Comme dans un mauvais rêve au cours duquel il aurait enfin découvert avec soulagement – et au moment précis où il se serait réveillé – le visage d'une silhouette qui n'avait cessé de le poursuivre, Léon sut d'une manière aiguë et définitive ce qu'allait lui révéler Fermín et il préféra prononcer lui-même ce nom précieux, mille fois adoré et soigneusement caché :

« Audeline... »

Ce fut un murmure, à peine audible. Pourtant Léon en resta assourdi comme s'il avait hurlé.

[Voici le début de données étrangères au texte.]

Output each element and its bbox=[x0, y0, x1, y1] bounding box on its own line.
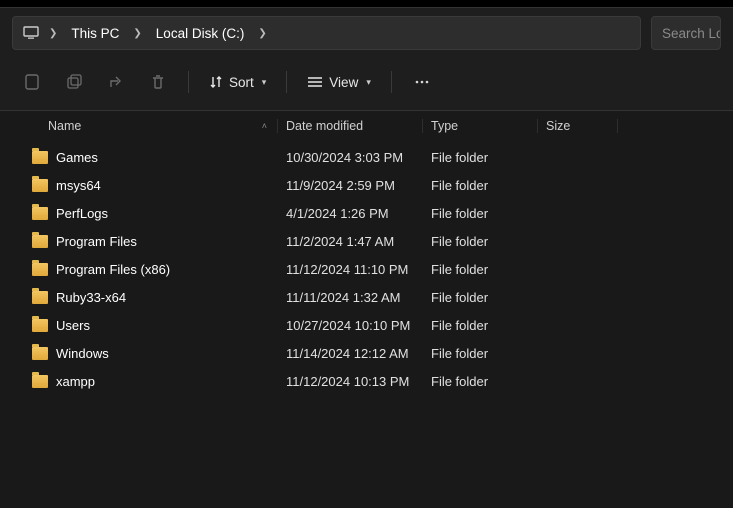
cell-type: File folder bbox=[423, 346, 538, 361]
cell-date: 10/27/2024 10:10 PM bbox=[278, 318, 423, 333]
toolbar: Sort ▾ View ▾ bbox=[0, 58, 733, 111]
cut-button[interactable] bbox=[14, 64, 50, 100]
cell-name: Program Files (x86) bbox=[20, 262, 278, 277]
file-name: msys64 bbox=[56, 178, 101, 193]
cell-name: xampp bbox=[20, 374, 278, 389]
chevron-right-icon[interactable]: ❯ bbox=[129, 28, 145, 39]
copy-button[interactable] bbox=[56, 64, 92, 100]
cell-date: 11/12/2024 10:13 PM bbox=[278, 374, 423, 389]
cell-date: 11/2/2024 1:47 AM bbox=[278, 234, 423, 249]
column-header-date-label: Date modified bbox=[286, 119, 363, 133]
folder-icon bbox=[32, 347, 48, 360]
folder-icon bbox=[32, 235, 48, 248]
search-input[interactable]: Search Lo bbox=[651, 16, 721, 50]
cell-name: msys64 bbox=[20, 178, 278, 193]
table-row[interactable]: PerfLogs 4/1/2024 1:26 PMFile folder bbox=[20, 199, 733, 227]
cell-type: File folder bbox=[423, 318, 538, 333]
file-name: Program Files bbox=[56, 234, 137, 249]
column-header-name[interactable]: Name ˄ bbox=[20, 119, 278, 133]
table-row[interactable]: Program Files 11/2/2024 1:47 AMFile folde… bbox=[20, 227, 733, 255]
breadcrumb-segment-this-pc[interactable]: This PC bbox=[67, 26, 123, 41]
cell-type: File folder bbox=[423, 262, 538, 277]
table-row[interactable]: Users 10/27/2024 10:10 PMFile folder bbox=[20, 311, 733, 339]
chevron-right-icon[interactable]: ❯ bbox=[254, 28, 270, 39]
cell-date: 11/14/2024 12:12 AM bbox=[278, 346, 423, 361]
cell-name: Program Files bbox=[20, 234, 278, 249]
folder-icon bbox=[32, 179, 48, 192]
file-name: Program Files (x86) bbox=[56, 262, 170, 277]
file-name: Games bbox=[56, 150, 98, 165]
file-name: xampp bbox=[56, 374, 95, 389]
file-rows: Games10/30/2024 3:03 PMFile foldermsys64… bbox=[20, 143, 733, 395]
view-icon bbox=[307, 76, 323, 88]
folder-icon bbox=[32, 151, 48, 164]
cell-date: 4/1/2024 1:26 PM bbox=[278, 206, 423, 221]
cell-type: File folder bbox=[423, 290, 538, 305]
cell-name: Windows bbox=[20, 346, 278, 361]
breadcrumb[interactable]: ❯ This PC ❯ Local Disk (C:) ❯ bbox=[12, 16, 641, 50]
view-button[interactable]: View ▾ bbox=[299, 64, 379, 100]
search-placeholder: Search Lo bbox=[662, 26, 721, 41]
monitor-icon bbox=[23, 26, 39, 40]
cell-type: File folder bbox=[423, 374, 538, 389]
toolbar-separator bbox=[391, 71, 392, 93]
table-row[interactable]: msys64 11/9/2024 2:59 PMFile folder bbox=[20, 171, 733, 199]
table-row[interactable]: Program Files (x86) 11/12/2024 11:10 PMFi… bbox=[20, 255, 733, 283]
cell-name: PerfLogs bbox=[20, 206, 278, 221]
table-row[interactable]: Windows 11/14/2024 12:12 AMFile folder bbox=[20, 339, 733, 367]
file-list-panel: Name ˄ Date modified Type Size Games 10/3… bbox=[0, 111, 733, 508]
toolbar-separator bbox=[286, 71, 287, 93]
chevron-down-icon: ▾ bbox=[366, 77, 371, 88]
title-bar-fragment bbox=[0, 0, 733, 8]
folder-icon bbox=[32, 291, 48, 304]
cell-date: 10/30/2024 3:03 PM bbox=[278, 150, 423, 165]
column-headers: Name ˄ Date modified Type Size bbox=[20, 111, 733, 141]
cell-date: 11/12/2024 11:10 PM bbox=[278, 262, 423, 277]
breadcrumb-segment-local-disk[interactable]: Local Disk (C:) bbox=[152, 26, 249, 41]
column-header-type[interactable]: Type bbox=[423, 119, 538, 133]
file-name: Windows bbox=[56, 346, 109, 361]
file-name: PerfLogs bbox=[56, 206, 108, 221]
cell-name: Games bbox=[20, 150, 278, 165]
share-button[interactable] bbox=[98, 64, 134, 100]
more-button[interactable] bbox=[404, 64, 440, 100]
column-header-date[interactable]: Date modified bbox=[278, 119, 423, 133]
chevron-right-icon[interactable]: ❯ bbox=[45, 28, 61, 39]
column-header-size[interactable]: Size bbox=[538, 119, 618, 133]
address-row: ❯ This PC ❯ Local Disk (C:) ❯ Search Lo bbox=[0, 8, 733, 58]
chevron-down-icon: ▾ bbox=[262, 77, 267, 88]
column-header-size-label: Size bbox=[546, 119, 570, 133]
cell-name: Users bbox=[20, 318, 278, 333]
sort-icon bbox=[209, 75, 223, 89]
file-name: Ruby33-x64 bbox=[56, 290, 126, 305]
table-row[interactable]: xampp 11/12/2024 10:13 PMFile folder bbox=[20, 367, 733, 395]
cell-type: File folder bbox=[423, 206, 538, 221]
table-row[interactable]: Ruby33-x64 11/11/2024 1:32 AMFile folder bbox=[20, 283, 733, 311]
view-label: View bbox=[329, 75, 358, 90]
folder-icon bbox=[32, 375, 48, 388]
cell-name: Ruby33-x64 bbox=[20, 290, 278, 305]
toolbar-separator bbox=[188, 71, 189, 93]
column-header-name-label: Name bbox=[48, 119, 81, 133]
sort-ascending-icon: ˄ bbox=[262, 121, 267, 131]
folder-icon bbox=[32, 319, 48, 332]
sort-label: Sort bbox=[229, 75, 254, 90]
table-row[interactable]: Games 10/30/2024 3:03 PMFile folder bbox=[20, 143, 733, 171]
file-name: Users bbox=[56, 318, 90, 333]
cell-date: 11/11/2024 1:32 AM bbox=[278, 290, 423, 305]
cell-type: File folder bbox=[423, 150, 538, 165]
cell-type: File folder bbox=[423, 234, 538, 249]
delete-button[interactable] bbox=[140, 64, 176, 100]
cell-type: File folder bbox=[423, 178, 538, 193]
folder-icon bbox=[32, 207, 48, 220]
sort-button[interactable]: Sort ▾ bbox=[201, 64, 274, 100]
column-header-type-label: Type bbox=[431, 119, 458, 133]
cell-date: 11/9/2024 2:59 PM bbox=[278, 178, 423, 193]
folder-icon bbox=[32, 263, 48, 276]
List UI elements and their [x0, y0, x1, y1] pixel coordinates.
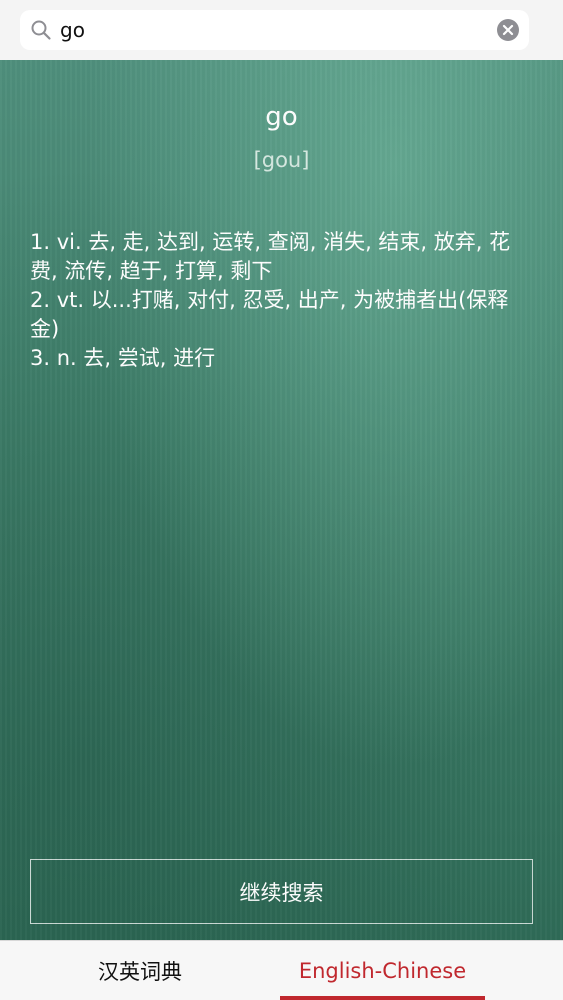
tab-chinese-english[interactable]: 汉英词典 [0, 941, 280, 1000]
search-field[interactable] [20, 10, 529, 50]
continue-search-button[interactable]: 继续搜索 [30, 859, 533, 924]
tab-bar: 汉英词典 English-Chinese [0, 940, 563, 1000]
definition-board: go [gou] 1. vi. 去, 走, 达到, 运转, 查阅, 消失, 结束… [0, 60, 563, 940]
definition-item: 3. n. 去, 尝试, 进行 [30, 346, 216, 370]
phonetic: [gou] [253, 148, 310, 172]
search-input[interactable] [60, 10, 480, 50]
definition-list: 1. vi. 去, 走, 达到, 运转, 查阅, 消失, 结束, 放弃, 花费,… [30, 228, 530, 373]
clear-icon[interactable] [497, 19, 519, 41]
headword: go [265, 102, 298, 132]
active-tab-indicator [280, 996, 485, 1000]
definition-item: 2. vt. 以...打赌, 对付, 忍受, 出产, 为被捕者出(保释金) [30, 288, 509, 341]
tab-english-chinese[interactable]: English-Chinese [280, 941, 485, 1000]
search-icon [30, 19, 52, 41]
definition-item: 1. vi. 去, 走, 达到, 运转, 查阅, 消失, 结束, 放弃, 花费,… [30, 230, 511, 283]
search-bar [0, 0, 563, 60]
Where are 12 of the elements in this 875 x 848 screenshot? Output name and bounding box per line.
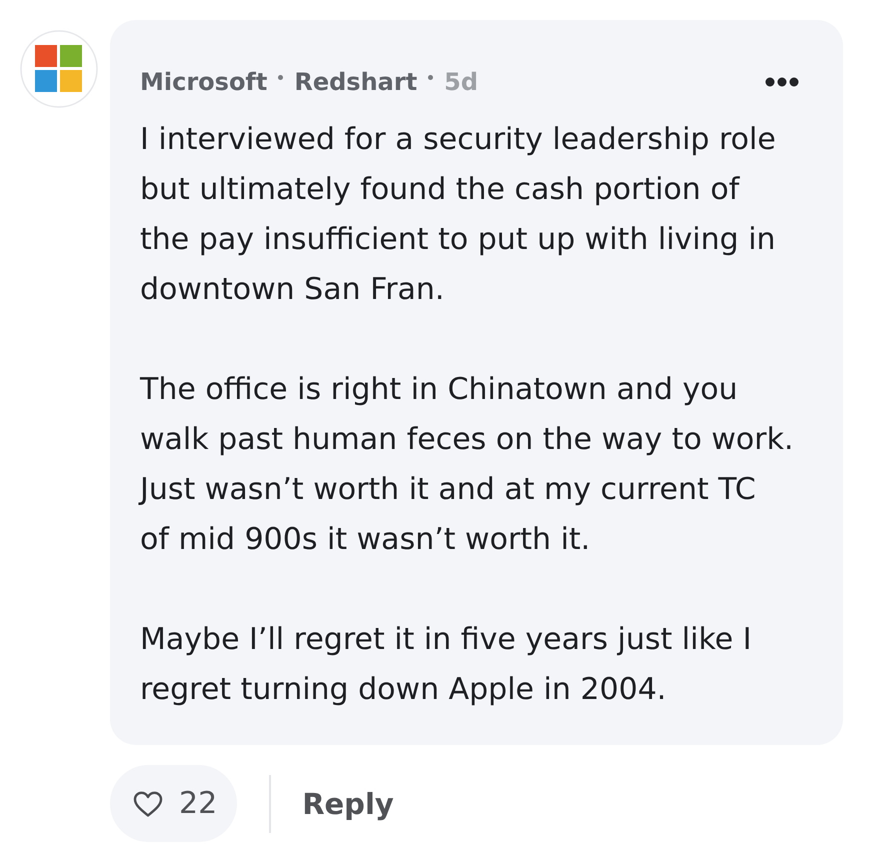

Dans le silence qui suivit, il crut en entendre l'écho infini emplir tout l'hôtel. Et puis une peur irraisonnée s'empara de lui à l'idée de ce que Fermín allait dire. Ce dernier parut un peu surpris par l'interruption de Léon.

« Tu la connais donc ?

                - Oui, je l'ai déjà aperçue dans l'hôtel.

 

               - C'est curieux car elle sort rarement de sa chambre, sauf parfois pour se mettre au piano. Tu sais, il m'arrive de l'observer en cachette lorsque j'entends le piano jouer en sourdine. Je sais immédiatement que c'est elle, justement parce que les mélodies sont à peine audibles, on dirait presque que le piano murmure... »

 

                   Sa nuque fragile, courbée vers le clavier, des mèches blondes en désordre et ses doigts si fins, si légers, courant sur les touches comme de petits lutins joyeux !

    « … Je me dissimule alors dans les plantes qui entourent le piano et je l'observe. C'est un spectacle merveilleux, la musique la rend encore plus... belle. »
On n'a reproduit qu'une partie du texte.